On Oct. 20, the school issued an update stating that negotiations about the reopening plan are underway with the teachers’ union, the Orange County School of the Arts Teachers Association (OCSATA), to create an approved MOU. The Board of Trustees will later vote on any proposed changes to the schedule.
“We would like to acknowledge that the past few days have been emotionally charged and challenging for our Orange County School of the Arts (OCSA) community. We hear you, and we are doing everything in our power to address your concerns,” school leadership stated in the update, which was posted on the OCSA website.
OCSATA is an affiliate of both the California Teachers Association (CTA), the largest teachers’ union in California, and the National Education Association, the largest labor organization in the United States.
Following a June 2018 Supreme Court decision, teachers nationwide are no longer required to automatically join and pay fees to teachers’ unions to be employed. Some Orange County educators, including Rebecca Friedrichs who spoke at this year’s Republican National Convention, were involved in this campaign and have criticized the actions of teachers’ unions on controversial political issues for years.
Ralph Opacic, the founder of OCSA, said during the Oct. 14 meeting that the teachers’ union had not been fully communicating with the school about the reopening schedule.
“We have had our negotiating team meeting every Wednesday since June and having these conversations,” Opacic said.
“We’ve been working—I thought—collaboratively with faculty and staff for months.
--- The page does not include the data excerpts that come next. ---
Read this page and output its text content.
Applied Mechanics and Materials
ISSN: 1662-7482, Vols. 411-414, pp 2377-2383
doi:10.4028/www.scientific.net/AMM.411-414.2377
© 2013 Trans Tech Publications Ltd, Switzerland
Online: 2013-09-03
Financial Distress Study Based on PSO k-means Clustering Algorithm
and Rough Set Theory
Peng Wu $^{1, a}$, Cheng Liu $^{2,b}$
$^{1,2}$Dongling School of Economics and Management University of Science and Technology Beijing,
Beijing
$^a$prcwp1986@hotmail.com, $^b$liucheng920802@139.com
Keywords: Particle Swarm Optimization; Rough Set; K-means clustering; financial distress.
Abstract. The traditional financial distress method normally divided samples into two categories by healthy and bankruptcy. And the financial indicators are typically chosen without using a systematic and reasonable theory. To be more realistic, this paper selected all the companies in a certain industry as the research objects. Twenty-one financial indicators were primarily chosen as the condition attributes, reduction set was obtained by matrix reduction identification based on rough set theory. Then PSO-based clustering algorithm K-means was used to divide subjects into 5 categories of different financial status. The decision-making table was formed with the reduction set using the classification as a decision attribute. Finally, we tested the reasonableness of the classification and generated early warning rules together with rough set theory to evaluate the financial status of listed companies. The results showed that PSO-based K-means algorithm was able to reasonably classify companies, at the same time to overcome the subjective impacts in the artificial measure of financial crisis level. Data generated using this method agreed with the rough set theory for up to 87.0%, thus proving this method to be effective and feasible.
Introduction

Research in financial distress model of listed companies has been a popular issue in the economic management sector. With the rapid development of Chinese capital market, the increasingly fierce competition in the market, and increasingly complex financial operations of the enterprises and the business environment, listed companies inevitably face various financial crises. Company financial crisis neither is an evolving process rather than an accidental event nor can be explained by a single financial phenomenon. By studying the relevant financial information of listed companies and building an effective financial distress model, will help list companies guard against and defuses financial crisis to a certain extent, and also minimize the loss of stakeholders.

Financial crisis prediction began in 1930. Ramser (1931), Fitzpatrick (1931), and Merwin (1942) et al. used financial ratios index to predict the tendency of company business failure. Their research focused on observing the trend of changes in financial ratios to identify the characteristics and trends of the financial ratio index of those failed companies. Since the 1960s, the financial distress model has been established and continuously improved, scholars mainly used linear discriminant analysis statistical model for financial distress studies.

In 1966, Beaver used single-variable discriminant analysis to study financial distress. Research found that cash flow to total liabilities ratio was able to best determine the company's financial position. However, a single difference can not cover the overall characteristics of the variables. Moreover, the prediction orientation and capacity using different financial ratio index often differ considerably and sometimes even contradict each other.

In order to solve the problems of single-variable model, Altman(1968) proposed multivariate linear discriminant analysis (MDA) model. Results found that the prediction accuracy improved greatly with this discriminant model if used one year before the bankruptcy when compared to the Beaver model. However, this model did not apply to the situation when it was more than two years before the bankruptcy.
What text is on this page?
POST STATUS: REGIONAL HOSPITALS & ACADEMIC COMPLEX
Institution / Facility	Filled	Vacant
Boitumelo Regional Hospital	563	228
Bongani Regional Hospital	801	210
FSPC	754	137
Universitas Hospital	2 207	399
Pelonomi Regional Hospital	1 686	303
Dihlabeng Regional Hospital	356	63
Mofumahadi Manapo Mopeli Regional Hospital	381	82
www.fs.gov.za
So clearly on the CTA side, the teachers’ side, there’s been a vacuum of communication, which is unfortunate.”
Opacic claimed the school had received a number of emails from parents who said there was “an organized intimidation bullying campaign by teachers for kids who are thinking about coming back hybrid.”
Other teachers and parents also shared their personal concerns about the school’s reopening plans at the meeting.
“Everyone wants to return, but not in an unsafe situation,” said Kelly Townsend, president of the school’s parent student organization (PSO). “Parents are worried about putting their kids into a class with kids who are not being safe.”
Townsend said some concerns she had heard from parents were about other families who don’t wear masks or who may try to hide a fever with medicine.
Other issues brought up by parents and teachers included the risk of in-person learning to teachers with health conditions and the quality of classroom instruction with required restrictions on singing and playing instruments.
OCSA is allowing students to choose whether to stay with distance learning indefinitely or come back to school when the campus reopens. The previous deadline of Oct. 23 for families to make this decision will no longer apply, the school said. A new deadline will be released when the reopening schedule is finalized.
California’s Secretary of Health and Human Services Mark Ghaly, the state’s top health official, has encouraged schools to finalize plans to reopen for in-person classes.
“We believe that schools can make the decisions even now to bring kids back [for] in-person education,” Ghaly said at an Oct. 20 press conference.
In March, the Orange County Board of Education approved OCSA’s renewal petition for its next five-year term following a months-long fight to keep the school open. Previously, the school had operated under the auspices of the Santa Ana School District.
The famed arts charter school opened nearly 30 years ago and currently has over 2,200 students. It’s known for training successful alumni in the performing arts, including actors in “Game of Thrones” and “Glee.”